Blue-light hazard is defined as the potential for a photochemically-induced retinal injury resulting from electromagnetic radiation exposure at wavelengths primarily between 400 and 450 nm. This study has not been done in humans, only inconclusively in some rodent, primate, and in vitro studies. The mechanisms for photochemically-induced retinal injury are caused by the absorption of light by photoreceptors in the eye. Under normal conditions when light hits a photoreceptor, the cell bleaches and becomes useless until it has recovered through a metabolic process called the visual cycle.
Absorption of blue light, however, has been shown in rats and a susceptible strain of mice to cause a reversal of the process where cells become unbleached and responsive again to light before they are ready. At wavelengths of blue light below 430 nm this greatly increases the potential for oxidative damage. For blue-light circadian therapy, harm is minimized by employing blue light at the near-green end of the blue spectrum. "1-2 min of 408 nm and 25 minutes of 430 nm are sufficient to cause irreversible death of photoreceptors and lesions of the retinal pigment epithelium. ... The action spectrum of light-sensitive retinal ganglion cells was found to peak at approximately 450 nm, a range with lower damage potential, yet not completely outside the damaging range." A 2014 study found that LEDs cause retinal damage even in settings where they are used indirectly, such as household light bulbs.

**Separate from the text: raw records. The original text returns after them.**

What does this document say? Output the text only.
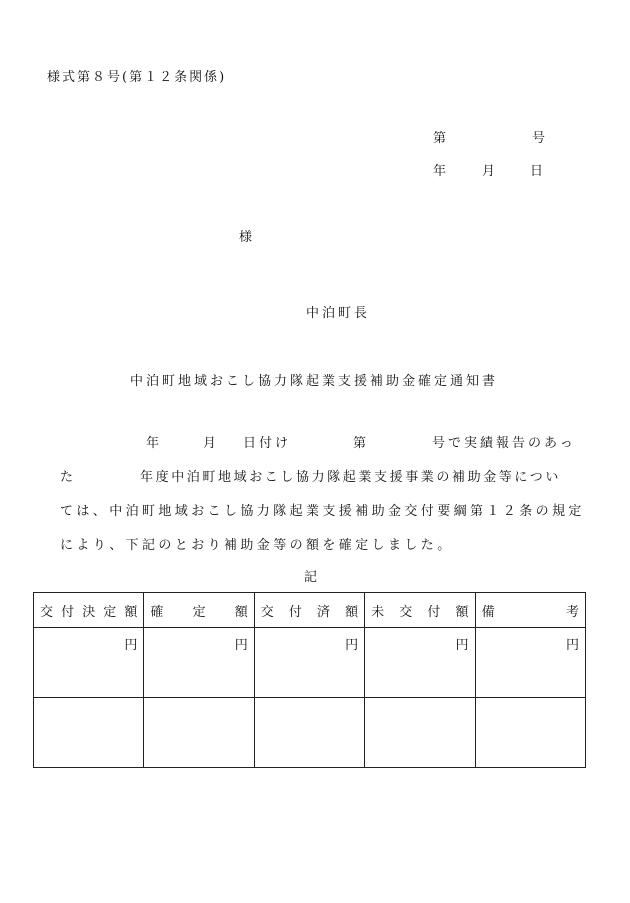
様式第８号(第１２条関係)
第	号
年	月	日
様
中泊町長
中泊町地域おこし協力隊起業支援補助金確定通知書
年	月 日付け	第	号で実績報告のあっ
た	年度中泊町地域おこし協力隊起業支援事業の補助金等につい
ては、中泊町地域おこし協力隊起業支援補助金交付要綱第１２条の規定
により、下記のとおり補助金等の額を確定しました。
記
交 付 決 定 額	確 定 額	交 付 済 額	未 交 付 額	備 考

円	円	円	円	円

An unpublished and non peer-reviewed 2013 in vitro study financed by skin care company Lipo Chemicals using shorter blue band spectrum LED lights claims that prolonged exposure may permanently damage the pigment epithelial cells of the retina. However, according to a specialist, the test conditions were the equivalent of staring at a blue light equivalent to a 100 watt incandescent source from 20 cm (8 in) for 12 hours, which is not deemed to be a realistic light exposure.. Sébastien Point and colleagues discussed in some recent publications the validity of rodent models and conclude that LEDs are not a problem of public health in normal use but that caution must be taken for specific occupational situations for which observers can look at high power leds for hours (for example LEDs quality control or alternative light therapies)  ·  ·  · .
In the face of currently inconclusive evidence, a scientific consensus on the reality of a so-called "blue-light" hazard on the eyes or on the skin is yet to be reached.
Blue light within the range 400-450 nm has been reported in a number of studies to be effective as local treatment of eczema and psoriasis, as it purportedly helps dampen the immune response. Recent studies have also shown improvement of facial acne upon exposure to a LED emitting at 414 nm. A combination of exposure to red and blue lights is used more and more in clinical dermatologic therapies. Constructors such as Philips currently develop devices and techniques emitting in the blue visible spectrum to be used in dermatologic therapy.